There are a number of books that portray financial bubbles and crowd behaviour. This from 1895 is the best one even if it doesn’t specifically touch on the financial markets. The Crowd by the French sociologist Gustave Le Bon covers a number of topics such as how individuals adapt to the group view and suppress their own knowledge, how groups hinder analysis and promote "stories", the way groups make decisions and how they handle persons with a contrary view of events. The points Le Bon makes made huge impressions not only on Sigismund Freud, but also on both Hitler and Mussolini who used them to control the masses.
The Book is divided in three parts. You can leave the third unread. It deals with classifications of different kinds of crowds with examples which very much relate to the 19:th century and also displays a little too much of Le Bon’s fear of socialism. I’m no friend of socialism but this feels dated. The first two parts are at the same time extremely cynical and completely brilliant. Even if the language is old-fashioned it becomes wholly clear for every reader that group psychology hasn’t changed a bit in 115 years. Any study of crowd behaviour should start here.

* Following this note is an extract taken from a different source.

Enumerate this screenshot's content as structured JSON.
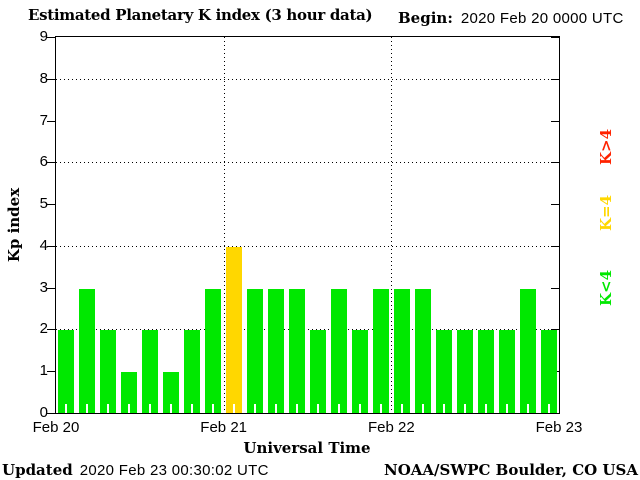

There are too many interesting topics in the book to cover in a review but one of the important ones is how a collective mind, separated from the individual minds of those constituting the group, forms as the individuals repress traits and knowledge of their own. Temporarily the individual mind could almost be dissolved. As the incorporation in a group is driven by feelings and the very emotional state makes analysis extremely difficult the collective mind is emotionally driven.